Craig grew up in a little town in Alabama, with a girl back home waiting for him. He joined the army to get an education so that when he got out, he’d be able to get a decent job and raise a family with his girl. I liked him, and he soon became my buddy. I looked out for him, and he looked out for me.

Craig and I were close to finishing our term in the army. It was my last month in Syria before heading back stateside. My plan was to register for medical school and become a doctor. My life made sense, and I had a purpose. I told Craig all about Hawk and the club we were putting together, and Craig wanted to join. We made plans, but it fell apart one fateful night.

Insurgents attacked our camp. Craig was a big man, a tank, and he could defend himself against anyone in hand-to-hand combat. But as big as he was, you can’t fight a hand grenade thrown at your feet with zero time to react.

I screamed for Craig to run, but by the time I called out and he reacted, it was too late, and I saw his body bounce through the air and land twenty feet away. I raced over, but I fucking knew that it would take a miracle to save him. Beside him were several other injured soldiers. Craig was barely conscious, and all I wanted to do was tend to him, but he knew that he wasn’t going to make it.

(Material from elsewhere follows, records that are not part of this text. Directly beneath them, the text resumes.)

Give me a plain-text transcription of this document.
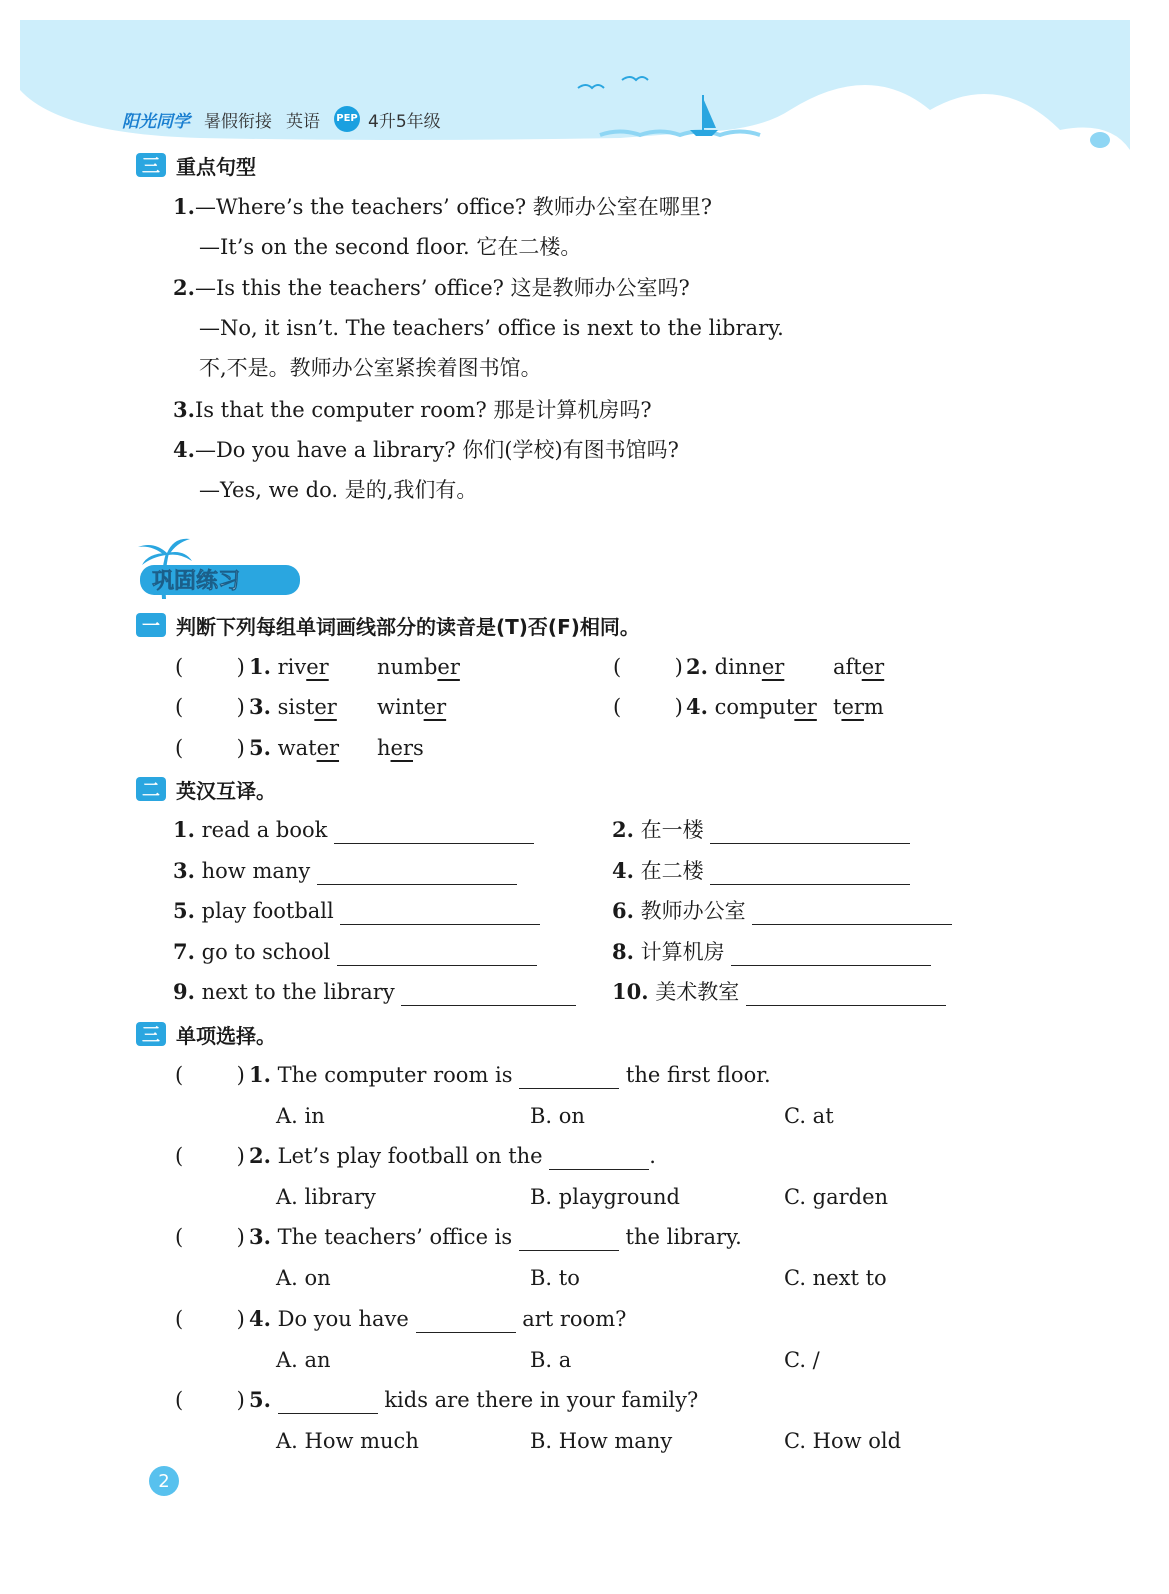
阳光同学 暑假衔接 英语 PEP 4升5年级
三 重点句型
1.—Where’s the teachers’ office? 教师办公室在哪里?
—It’s on the second floor. 它在二楼。
2.—Is this the teachers’ office? 这是教师办公室吗?
—No, it isn’t. The teachers’ office is next to the library.
不,不是。教师办公室紧挨着图书馆。
3.Is that the computer room? 那是计算机房吗?
4.—Do you have a library? 你们(学校)有图书馆吗?
—Yes, we do. 是的,我们有。
巩固练习
一 判断下列每组单词画线部分的读音是(T)否(F)相同。
(        ) 1. river number	(        ) 2. dinner after
(        ) 3. sister winter	(        ) 4. computer term
(        ) 5. water hers
二 英汉互译。
1. read a book	2. 在一楼
3. how many	4. 在二楼
5. play football	6. 教师办公室
7. go to school	8. 计算机房
9. next to the library	10. 美术教室
三 单项选择。
(        ) 1. The computer room is	the first floor.
A. in	B. on	C. at
(        ) 2. Let’s play football on the	.
A. library	B. playground	C. garden
(        ) 3. The teachers’ office is	the library.
A. on	B. to	C. next to
(        ) 4. Do you have	art room?
A. an	B. a	C. /
(        ) 5.	kids are there in your family?
A. How much	B. How many	C. How old
2
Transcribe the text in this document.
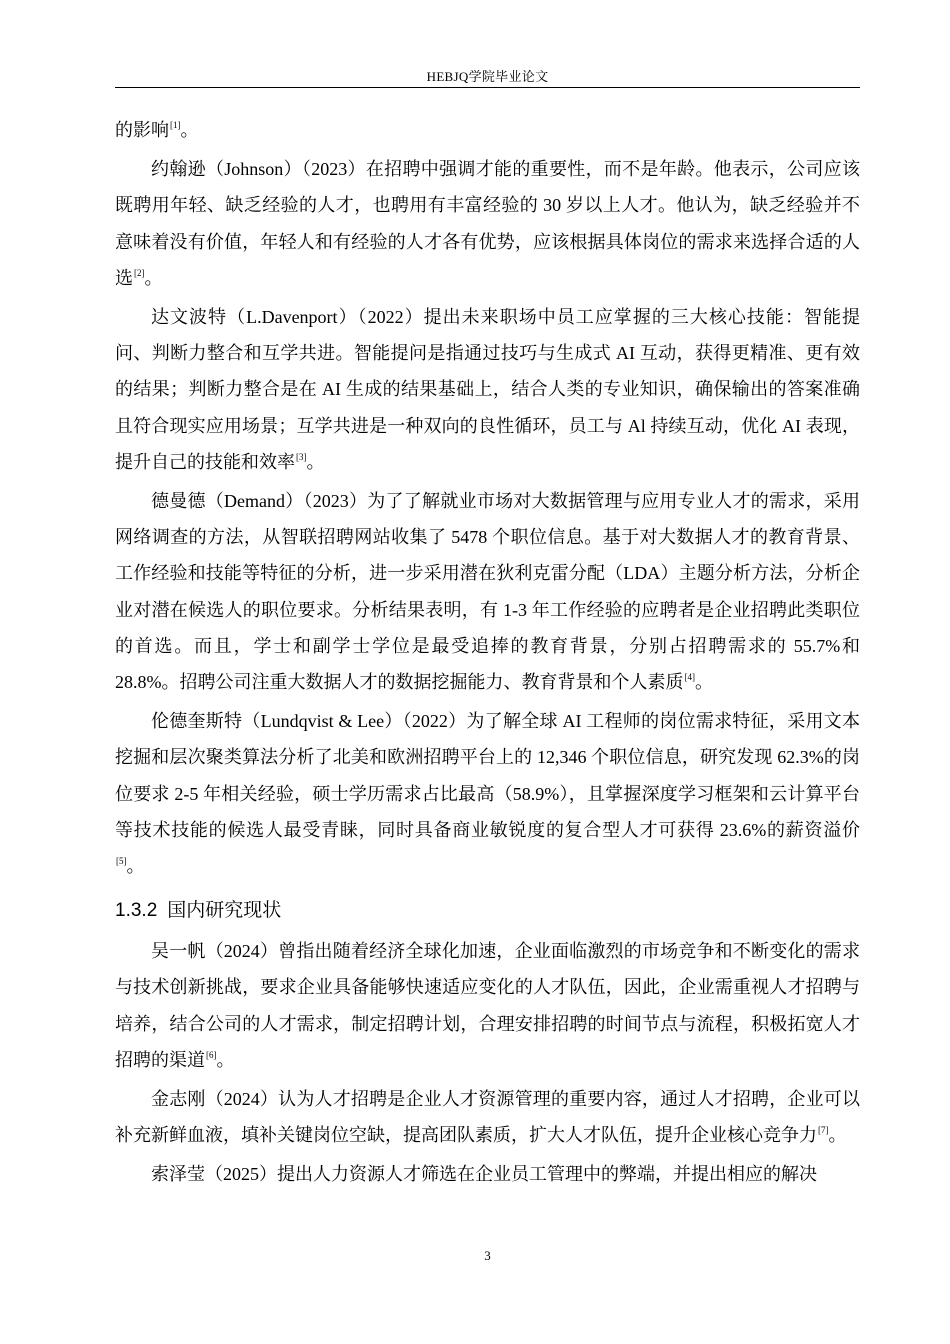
HEBJQ学院毕业论文

的影响[1]。

约翰逊（Johnson）（2023）在招聘中强调才能的重要性，而不是年龄。他表示，公司应该既聘用年轻、缺乏经验的人才，也聘用有丰富经验的 30 岁以上人才。他认为，缺乏经验并不意味着没有价值，年轻人和有经验的人才各有优势，应该根据具体岗位的需求来选择合适的人选[2]。

达文波特（L.Davenport）（2022）提出未来职场中员工应掌握的三大核心技能：智能提问、判断力整合和互学共进。智能提问是指通过技巧与生成式 AI 互动，获得更精准、更有效的结果；判断力整合是在 AI 生成的结果基础上，结合人类的专业知识，确保输出的答案准确且符合现实应用场景；互学共进是一种双向的良性循环，员工与 Al 持续互动，优化 AI 表现，提升自己的技能和效率[3]。

德曼德（Demand）（2023）为了了解就业市场对大数据管理与应用专业人才的需求，采用网络调查的方法，从智联招聘网站收集了 5478 个职位信息。基于对大数据人才的教育背景、工作经验和技能等特征的分析，进一步采用潜在狄利克雷分配（LDA）主题分析方法，分析企业对潜在候选人的职位要求。分析结果表明，有 1-3 年工作经验的应聘者是企业招聘此类职位的首选。而且，学士和副学士学位是最受追捧的教育背景，分别占招聘需求的 55.7%和 28.8%。招聘公司注重大数据人才的数据挖掘能力、教育背景和个人素质[4]。

伦德奎斯特（Lundqvist & Lee）（2022）为了解全球 AI 工程师的岗位需求特征，采用文本挖掘和层次聚类算法分析了北美和欧洲招聘平台上的 12,346 个职位信息，研究发现 62.3%的岗位要求 2-5 年相关经验，硕士学历需求占比最高（58.9%），且掌握深度学习框架和云计算平台等技术技能的候选人最受青睐，同时具备商业敏锐度的复合型人才可获得 23.6%的薪资溢价[5]。

1.3.2 国内研究现状

吴一帆（2024）曾指出随着经济全球化加速，企业面临激烈的市场竞争和不断变化的需求与技术创新挑战，要求企业具备能够快速适应变化的人才队伍，因此，企业需重视人才招聘与培养，结合公司的人才需求，制定招聘计划，合理安排招聘的时间节点与流程，积极拓宽人才招聘的渠道[6]。

金志刚（2024）认为人才招聘是企业人才资源管理的重要内容，通过人才招聘，企业可以补充新鲜血液，填补关键岗位空缺，提高团队素质，扩大人才队伍，提升企业核心竞争力[7]。

索泽莹（2025）提出人力资源人才筛选在企业员工管理中的弊端，并提出相应的解决

3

“Axel…” Craig sounded strained as he called my name, the excruciating pain apparent on his face. “Don’t waste time with me. I’m done, brother.”

“No.”

He gripped my arm. “Shut up and listen!” he said through clenched teeth. “Tell Maryanne that I loved her from the first second I saw her in kindergarten, and I’ll be watching to make sure she lives her life to the fullest. And you, my friend, go home, join Hawk, and make me proud. You hear?”

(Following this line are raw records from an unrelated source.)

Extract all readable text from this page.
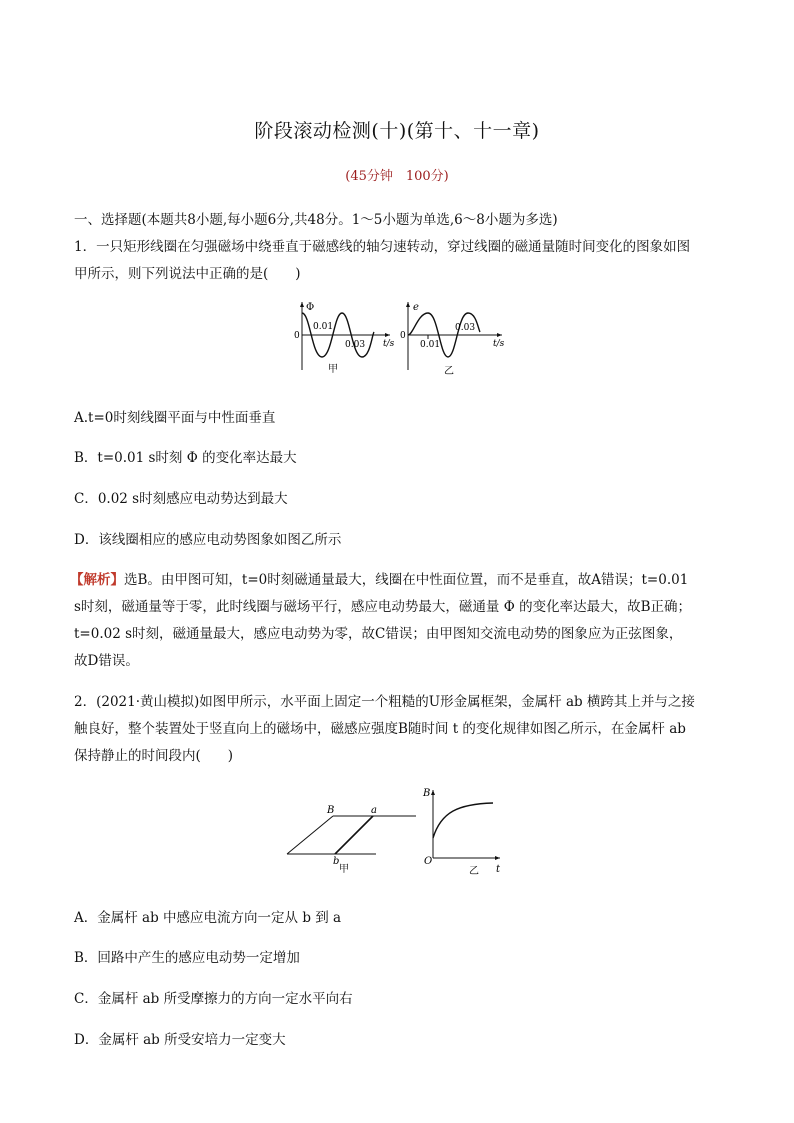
阶段滚动检测(十)(第十、十一章)
(45分钟　100分)
一、选择题(本题共8小题,每小题6分,共48分。1～5小题为单选,6～8小题为多选)
1．一只矩形线圈在匀强磁场中绕垂直于磁感线的轴匀速转动，穿过线圈的磁通量随时间变化的图象如图
甲所示，则下列说法中正确的是(　　)
Φ
0
0.01
0.03 t/s
甲
e
0
0.01
0.03
t/s
乙
A.t=0时刻线圈平面与中性面垂直
B．t=0.01 s时刻 Φ 的变化率达最大
C．0.02 s时刻感应电动势达到最大
D．该线圈相应的感应电动势图象如图乙所示
【解析】选B。由甲图可知，t=0时刻磁通量最大，线圈在中性面位置，而不是垂直，故A错误；t=0.01
s时刻，磁通量等于零，此时线圈与磁场平行，感应电动势最大，磁通量 Φ 的变化率达最大，故B正确；
t=0.02 s时刻，磁通量最大，感应电动势为零，故C错误；由甲图知交流电动势的图象应为正弦图象，
故D错误。
2．(2021·黄山模拟)如图甲所示，水平面上固定一个粗糙的U形金属框架，金属杆 ab 横跨其上并与之接
触良好，整个装置处于竖直向上的磁场中，磁感应强度B随时间 t 的变化规律如图乙所示，在金属杆 ab
保持静止的时间段内(　　)
B	a
b
甲
B
O
t
乙
A．金属杆 ab 中感应电流方向一定从 b 到 a
B．回路中产生的感应电动势一定增加
C．金属杆 ab 所受摩擦力的方向一定水平向右
D．金属杆 ab 所受安培力一定变大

“Ya, I hear,” I said, my throat clogged with emotion.

“You gotta go now. Pull back and take the ones you can with you,” he whispered.

“You first,” I insisted.

“No.” His eyes closed. “Do what I tell you.”

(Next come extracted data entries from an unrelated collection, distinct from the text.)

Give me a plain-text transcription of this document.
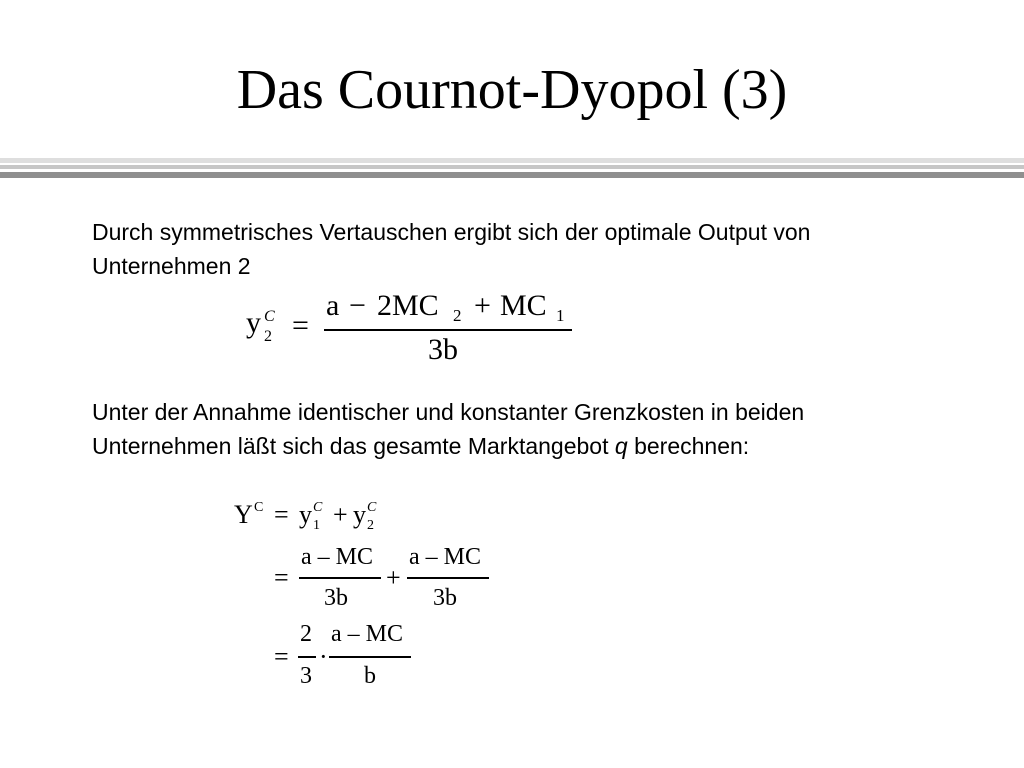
Das Cournot-Dyopol (3)
Durch symmetrisches Vertauschen ergibt sich der optimale Output von
Unternehmen 2
y C
2 =
a − 2MC 2 + MC 1
3b
Unter der Annahme identischer und konstanter Grenzkosten in beiden
Unternehmen läßt sich das gesamte Marktangebot q berechnen:
Y C = y C
1 + y C
2
=
a – MC
3b
+
a – MC
3b
=
2
3
·
a – MC
b
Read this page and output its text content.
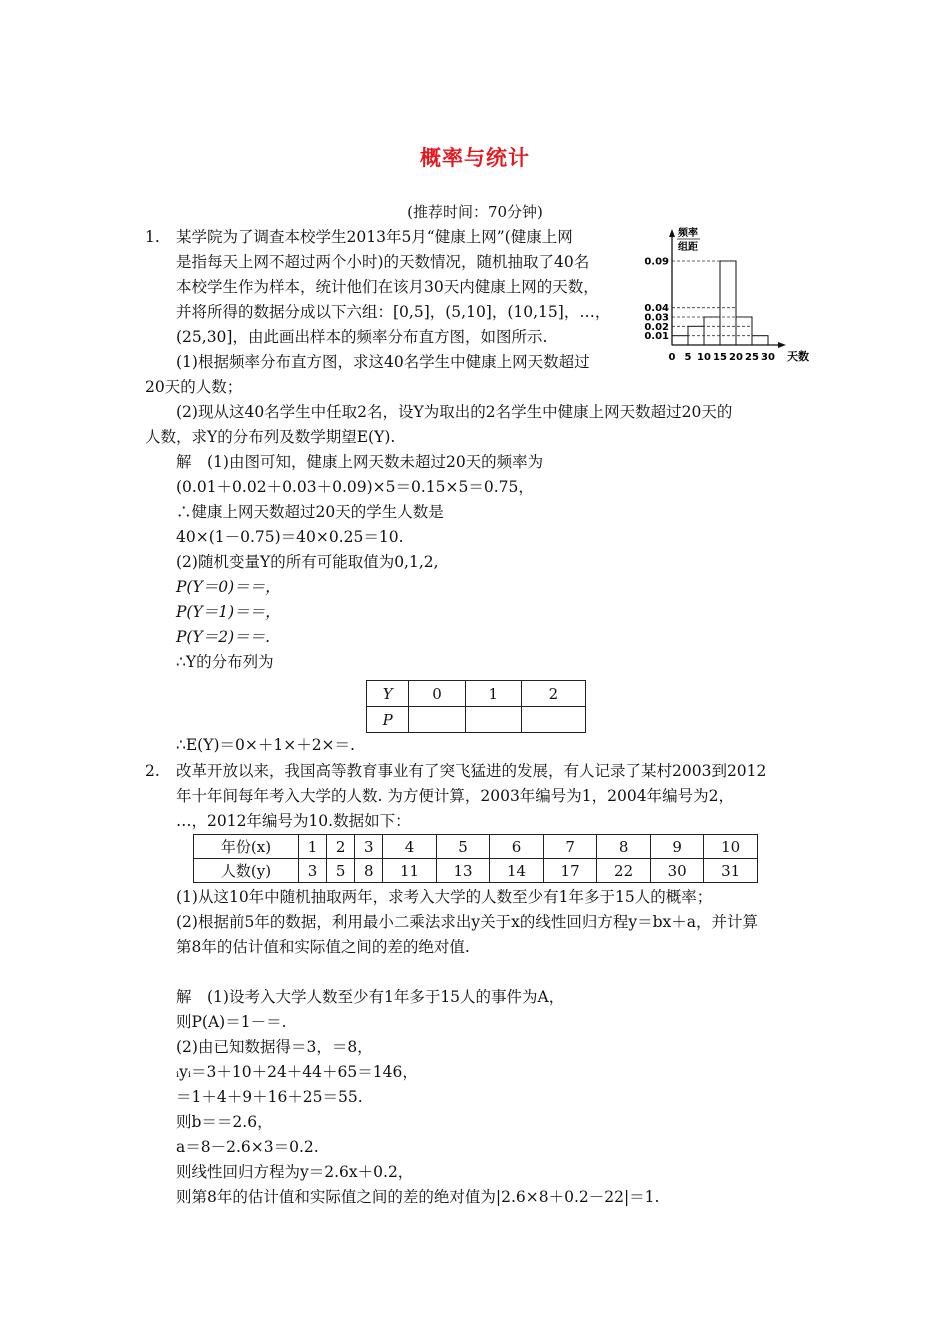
概率与统计
(推荐时间：70分钟)
1. 某学院为了调查本校学生2013年5月“健康上网”(健康上网
是指每天上网不超过两个小时)的天数情况，随机抽取了40名
本校学生作为样本，统计他们在该月30天内健康上网的天数，
并将所得的数据分成以下六组：[0,5]，(5,10]，(10,15]，…，
(25,30]，由此画出样本的频率分布直方图，如图所示.
(1)根据频率分布直方图，求这40名学生中健康上网天数超过
20天的人数；
(2)现从这40名学生中任取2名，设Y为取出的2名学生中健康上网天数超过20天的
人数，求Y的分布列及数学期望E(Y).
解　(1)由图可知，健康上网天数未超过20天的频率为
(0.01＋0.02＋0.03＋0.09)×5＝0.15×5＝0.75，
∴健康上网天数超过20天的学生人数是
40×(1－0.75)＝40×0.25＝10.
(2)随机变量Y的所有可能取值为0,1,2,
P(Y＝0)＝＝，
P(Y＝1)＝＝，
P(Y＝2)＝＝.
∴Y的分布列为
Y	0	1	2
P			
∴E(Y)＝0×＋1×＋2×＝.
0.01
0.02
0.03
0.04
0.09
0 5 10 15 20 25 30
频率
组距
天数
2. 改革开放以来，我国高等教育事业有了突飞猛进的发展，有人记录了某村2003到2012
年十年间每年考入大学的人数. 为方便计算，2003年编号为1，2004年编号为2，
…，2012年编号为10.数据如下：
年份(x)	1	2	3	4	5	6	7	8	9	10
人数(y)	3	5	8	11	13	14	17	22	30	31
(1)从这10年中随机抽取两年，求考入大学的人数至少有1年多于15人的概率；
(2)根据前5年的数据，利用最小二乘法求出y关于x的线性回归方程y＝bx＋a，并计算
第8年的估计值和实际值之间的差的绝对值.
解　(1)设考入大学人数至少有1年多于15人的事件为A，
则P(A)＝1－＝.
(2)由已知数据得＝3，＝8，
ᵢyᵢ＝3＋10＋24＋44＋65＝146，
＝1＋4＋9＋16＋25＝55.
则b＝＝2.6，
a＝8－2.6×3＝0.2.
则线性回归方程为y＝2.6x＋0.2，
则第8年的估计值和实际值之间的差的绝对值为|2.6×8＋0.2－22|＝1.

I did what he told me. I carried four men out behind our barriers and went back for Craig. If I moved him, he would bleed out before I could do anything to save him. If I stayed, I’d be joining him in death. I did the only thing I thought would be humane; I gave him a shot of morphine to ease the pain. He sighed his relief and closed his eyes.

“Go, my friend,” he murmured. I left him.

To this day, I wonder if I did the right thing. What if I had been able to save him? What kind of man leaves his buddy to die? Logically, I did the right thing. Everyone says so, including Maryanne and the army. I received a commendation and a medal for bravery for saving four men. It still sits in a box, and I haven’t been able to look at it since the day it was given to me. Maryanne has moved on with her life, but I check in on her from time to time. She moved to the city and is dating a nice man who seems to care for her. I checked him out and warned him that if he ever hurt her, he’d have to answer to me. It didn’t scare him in the least, and he told me he loved her.

I left the army and haven’t used my medical skills since, unless it was for a brother, and Sasha on that day she needed me.

“Drifter, fuck! Are you even listening to me?” Hawk says, jolting me out of my thoughts.

“I was with Craig,” I respond.

Hawk’s expression changes immediately to one of concern. “Talk to me.” His tone is low and thoughtful.

“I can’t shake how I feel. I replay that night over and over again. If I were closer, I could have reached him sooner. If I…”

“Fuck, Axel! You can’t change what was!” he curses, raking a hand through his hair as he begins pacing the room.